By Elizabeth Lee and Natalie Koltun, for the Mitzpeh, @mitzpeh, @natalie_koltun

Despite shrinking glaciers, rising sea levels and surges in global temperature and carbon dioxide levels, 16 percent of Americans do not believe in global warming, according to an October 2015 report by the National Surveys on Energy and Environment. As scientists grapple with effectively communicating the immediate and long-term effects of climate change, some are taking an unorthodox approach: religion.

Economist Partha Dasgupta and climate and atmospheric scientist Veerabhadran Ramanathan co-penned an essay, “Pursuit of the Common Good,” in the journal Science in 2014, calling for religious leaders to address this global issue and mobilize public action surrounding environmental sustainability.

“Over and above institutional reforms and policy changes that are required, there is a need to re-orient our attitude toward nature and thereby toward ourselves,” they wrote.

Historically, scientists have been reluctant to speak out on the moral aspects of climate change for fear of being labeled “unscientific.” Dasgupta and Ramanathan explain, however, that people often listen to their respective religious leaders far more than they do scientists and politicians, particularly in developing countries. The researchers’ goal is to appeal to these spiritual leaders to frame the message of environmental stewardship as a moral issue to which their followers can better relate.

Nearly 77 percent of Americans consider themselves religious, according to a 2016 study by Pew Research Center. Christians make up more than 70 percent of religious Americans (with 50 percent Protestant and 20 percent Catholic), while another 2 percent are Jewish, according to a 2013 survey by the Pew Research Center’s Religion & Public Life Project.

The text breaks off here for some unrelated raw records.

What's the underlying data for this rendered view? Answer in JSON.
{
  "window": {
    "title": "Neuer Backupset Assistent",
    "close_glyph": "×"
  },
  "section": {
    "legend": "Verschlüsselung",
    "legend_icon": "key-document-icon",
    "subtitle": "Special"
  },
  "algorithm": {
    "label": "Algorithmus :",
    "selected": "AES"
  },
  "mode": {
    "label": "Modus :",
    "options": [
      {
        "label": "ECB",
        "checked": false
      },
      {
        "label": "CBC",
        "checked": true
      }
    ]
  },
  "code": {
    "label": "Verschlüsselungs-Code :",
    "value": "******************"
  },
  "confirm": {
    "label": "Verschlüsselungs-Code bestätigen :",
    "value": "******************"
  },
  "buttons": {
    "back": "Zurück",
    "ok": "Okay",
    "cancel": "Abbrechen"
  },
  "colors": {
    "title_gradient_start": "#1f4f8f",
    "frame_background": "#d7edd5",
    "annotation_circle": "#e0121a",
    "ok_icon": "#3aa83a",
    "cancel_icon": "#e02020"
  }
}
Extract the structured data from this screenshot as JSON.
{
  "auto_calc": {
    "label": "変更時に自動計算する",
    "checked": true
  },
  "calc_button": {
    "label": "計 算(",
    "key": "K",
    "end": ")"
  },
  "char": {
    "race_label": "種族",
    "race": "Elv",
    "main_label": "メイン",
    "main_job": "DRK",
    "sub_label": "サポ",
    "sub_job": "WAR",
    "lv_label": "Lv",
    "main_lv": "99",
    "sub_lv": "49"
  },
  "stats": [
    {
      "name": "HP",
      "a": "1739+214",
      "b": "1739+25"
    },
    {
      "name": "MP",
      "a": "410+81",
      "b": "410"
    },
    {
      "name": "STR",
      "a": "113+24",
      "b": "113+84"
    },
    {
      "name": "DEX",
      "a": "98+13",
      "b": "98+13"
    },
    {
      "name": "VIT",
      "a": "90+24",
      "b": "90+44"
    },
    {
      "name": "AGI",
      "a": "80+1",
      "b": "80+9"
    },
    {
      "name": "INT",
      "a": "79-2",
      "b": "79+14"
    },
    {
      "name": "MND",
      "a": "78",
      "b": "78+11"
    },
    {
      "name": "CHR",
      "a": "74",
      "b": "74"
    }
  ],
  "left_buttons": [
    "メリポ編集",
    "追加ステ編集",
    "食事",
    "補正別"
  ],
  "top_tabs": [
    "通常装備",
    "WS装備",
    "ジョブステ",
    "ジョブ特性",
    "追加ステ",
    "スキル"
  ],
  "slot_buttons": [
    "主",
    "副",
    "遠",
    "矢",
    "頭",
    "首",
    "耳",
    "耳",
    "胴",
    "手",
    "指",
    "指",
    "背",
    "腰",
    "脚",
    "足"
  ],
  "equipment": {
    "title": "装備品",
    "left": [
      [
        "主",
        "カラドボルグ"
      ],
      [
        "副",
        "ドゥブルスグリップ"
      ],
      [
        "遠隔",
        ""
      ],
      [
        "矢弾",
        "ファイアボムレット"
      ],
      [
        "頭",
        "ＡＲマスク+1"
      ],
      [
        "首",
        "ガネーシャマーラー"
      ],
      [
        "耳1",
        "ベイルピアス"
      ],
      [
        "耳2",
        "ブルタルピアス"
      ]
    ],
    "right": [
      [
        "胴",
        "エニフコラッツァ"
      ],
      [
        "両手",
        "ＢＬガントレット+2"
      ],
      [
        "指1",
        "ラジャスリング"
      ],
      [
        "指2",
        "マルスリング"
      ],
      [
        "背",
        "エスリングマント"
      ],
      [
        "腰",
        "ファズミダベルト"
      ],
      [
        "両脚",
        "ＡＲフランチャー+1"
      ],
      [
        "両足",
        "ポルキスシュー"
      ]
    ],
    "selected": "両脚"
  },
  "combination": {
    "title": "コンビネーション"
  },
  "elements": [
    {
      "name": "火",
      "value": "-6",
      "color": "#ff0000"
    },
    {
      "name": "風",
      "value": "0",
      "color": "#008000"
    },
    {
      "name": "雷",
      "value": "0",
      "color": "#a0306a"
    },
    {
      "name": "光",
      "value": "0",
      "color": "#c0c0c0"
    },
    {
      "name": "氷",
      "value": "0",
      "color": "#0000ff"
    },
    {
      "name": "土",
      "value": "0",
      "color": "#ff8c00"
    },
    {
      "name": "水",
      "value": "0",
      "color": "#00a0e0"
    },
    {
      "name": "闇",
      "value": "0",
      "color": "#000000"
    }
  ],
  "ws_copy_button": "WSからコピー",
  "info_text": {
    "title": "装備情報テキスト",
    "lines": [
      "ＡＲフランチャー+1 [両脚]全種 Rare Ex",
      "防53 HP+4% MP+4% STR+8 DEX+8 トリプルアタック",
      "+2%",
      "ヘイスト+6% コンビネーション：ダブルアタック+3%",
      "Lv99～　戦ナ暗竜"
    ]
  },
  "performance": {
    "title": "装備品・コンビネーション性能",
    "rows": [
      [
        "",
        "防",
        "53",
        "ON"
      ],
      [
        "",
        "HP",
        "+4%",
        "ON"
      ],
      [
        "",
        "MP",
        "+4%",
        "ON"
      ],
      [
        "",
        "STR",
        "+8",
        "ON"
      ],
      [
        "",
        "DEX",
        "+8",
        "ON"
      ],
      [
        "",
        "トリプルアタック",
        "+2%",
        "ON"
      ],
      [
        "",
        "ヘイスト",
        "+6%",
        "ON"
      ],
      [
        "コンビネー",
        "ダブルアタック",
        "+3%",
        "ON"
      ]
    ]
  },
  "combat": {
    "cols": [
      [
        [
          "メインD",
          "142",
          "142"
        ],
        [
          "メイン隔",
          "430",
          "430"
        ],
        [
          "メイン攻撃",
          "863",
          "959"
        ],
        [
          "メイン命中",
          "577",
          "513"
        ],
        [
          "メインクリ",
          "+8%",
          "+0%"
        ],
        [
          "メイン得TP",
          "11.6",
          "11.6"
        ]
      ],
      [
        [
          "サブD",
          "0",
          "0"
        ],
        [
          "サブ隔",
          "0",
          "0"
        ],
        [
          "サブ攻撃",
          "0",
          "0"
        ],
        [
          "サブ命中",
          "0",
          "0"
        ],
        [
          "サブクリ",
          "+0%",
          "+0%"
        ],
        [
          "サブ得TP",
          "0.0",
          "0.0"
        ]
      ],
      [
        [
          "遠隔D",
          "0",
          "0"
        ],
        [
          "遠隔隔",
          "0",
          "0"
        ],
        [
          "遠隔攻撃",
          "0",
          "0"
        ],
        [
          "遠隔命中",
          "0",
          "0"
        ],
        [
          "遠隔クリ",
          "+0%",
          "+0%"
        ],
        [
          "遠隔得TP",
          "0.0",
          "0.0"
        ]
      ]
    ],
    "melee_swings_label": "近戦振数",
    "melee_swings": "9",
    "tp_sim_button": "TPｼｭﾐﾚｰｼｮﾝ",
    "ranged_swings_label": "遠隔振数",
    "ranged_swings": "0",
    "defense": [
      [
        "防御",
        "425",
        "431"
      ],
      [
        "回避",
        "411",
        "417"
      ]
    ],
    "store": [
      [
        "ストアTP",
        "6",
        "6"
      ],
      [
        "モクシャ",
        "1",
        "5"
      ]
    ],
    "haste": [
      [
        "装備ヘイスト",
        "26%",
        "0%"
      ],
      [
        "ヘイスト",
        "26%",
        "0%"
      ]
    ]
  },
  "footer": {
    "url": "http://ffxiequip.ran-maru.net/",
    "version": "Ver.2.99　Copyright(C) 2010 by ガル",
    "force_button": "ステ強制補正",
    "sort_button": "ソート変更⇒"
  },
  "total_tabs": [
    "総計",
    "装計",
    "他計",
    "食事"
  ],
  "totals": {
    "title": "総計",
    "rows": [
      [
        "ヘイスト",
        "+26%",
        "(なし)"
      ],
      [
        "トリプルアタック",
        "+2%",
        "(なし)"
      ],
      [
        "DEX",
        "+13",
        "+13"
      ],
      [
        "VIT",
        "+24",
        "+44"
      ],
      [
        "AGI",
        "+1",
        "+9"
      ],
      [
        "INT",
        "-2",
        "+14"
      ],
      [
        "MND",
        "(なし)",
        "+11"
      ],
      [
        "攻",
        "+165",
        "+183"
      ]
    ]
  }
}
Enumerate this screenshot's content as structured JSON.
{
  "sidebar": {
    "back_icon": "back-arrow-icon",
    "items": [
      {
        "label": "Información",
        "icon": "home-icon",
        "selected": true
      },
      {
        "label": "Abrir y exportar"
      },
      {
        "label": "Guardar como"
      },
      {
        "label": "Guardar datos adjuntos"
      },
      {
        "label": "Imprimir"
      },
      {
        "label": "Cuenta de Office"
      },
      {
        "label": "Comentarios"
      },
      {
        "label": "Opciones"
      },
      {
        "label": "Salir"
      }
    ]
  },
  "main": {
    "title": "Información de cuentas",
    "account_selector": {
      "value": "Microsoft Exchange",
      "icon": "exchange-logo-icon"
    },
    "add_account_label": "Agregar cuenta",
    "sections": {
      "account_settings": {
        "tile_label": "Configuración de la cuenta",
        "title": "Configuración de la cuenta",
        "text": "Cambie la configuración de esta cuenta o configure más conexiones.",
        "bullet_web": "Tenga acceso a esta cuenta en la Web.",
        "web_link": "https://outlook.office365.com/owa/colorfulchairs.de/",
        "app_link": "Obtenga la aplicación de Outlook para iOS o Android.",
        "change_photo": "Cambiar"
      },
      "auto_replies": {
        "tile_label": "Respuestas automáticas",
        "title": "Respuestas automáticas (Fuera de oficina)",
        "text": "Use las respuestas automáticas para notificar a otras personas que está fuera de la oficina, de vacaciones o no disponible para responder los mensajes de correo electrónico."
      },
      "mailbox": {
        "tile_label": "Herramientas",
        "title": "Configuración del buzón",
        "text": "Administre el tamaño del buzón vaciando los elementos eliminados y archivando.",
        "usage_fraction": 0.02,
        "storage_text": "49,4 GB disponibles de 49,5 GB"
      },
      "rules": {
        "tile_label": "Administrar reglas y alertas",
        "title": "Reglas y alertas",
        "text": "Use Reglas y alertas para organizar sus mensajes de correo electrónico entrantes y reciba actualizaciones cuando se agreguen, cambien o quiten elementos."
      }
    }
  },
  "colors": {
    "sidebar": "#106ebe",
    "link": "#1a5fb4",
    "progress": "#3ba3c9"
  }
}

Some congregations have taken steps to become more eco-friendly, but three out of five religious Americans say their faith leader rarely, if ever, mentions global warming, says a 2015 report from Interfaith Council for Peace & Justice. Though there is a correlation between the religiously conservative and climate change naysayers, nearly all major United States religions’ doctrines, including the Torah and the New Testament, contain passages regarding the preservation of nature.

Just last year, Pope Francis released an encyclical, or papal newsletter, devoted to environmentalism—the first ever to address climate change. “Laudato Si’,” Latin for “Praise Be To You,” cites scientific studies rather than theological documents. Francis claims that every member of society—believer and nonbeliever alike—is responsible for the common good of Earth, and he calls for a united effort in the fight against global warming.

The publication released in May complements a recent statement by Islamic leaders on the topic, as well as October’s “Rabbinic Letter on the Climate Crisis,” which called for immediate action to prevent worsening climate disruption. It was signed by more than 425 American rabbis.

The rabbinic letter states, “We know all Earth needs not only the joyful human voice, but also the healing human hand,” and strengthens its push for shared environmental responsibility and “eco-social justice” by calling for action by both Jews and gentiles. The letter cites the Torah, which warns that if we refuse to let the earth rest, “it will rest” regardless, remaining “desolate” (Leviticus, 26). The authors go on to state this “rest” will be brought about “through drought and famine and exile that turn an entire people into refugees.”

Climate change is a global issue of many dimensions, and leaders of faith around the world have begun to address the moral aspect of the matter in a push to mobilize congregations. With “healing human hands” being offered around the world by people of very different beliefs, perhaps healing the earth is not such a distant goal.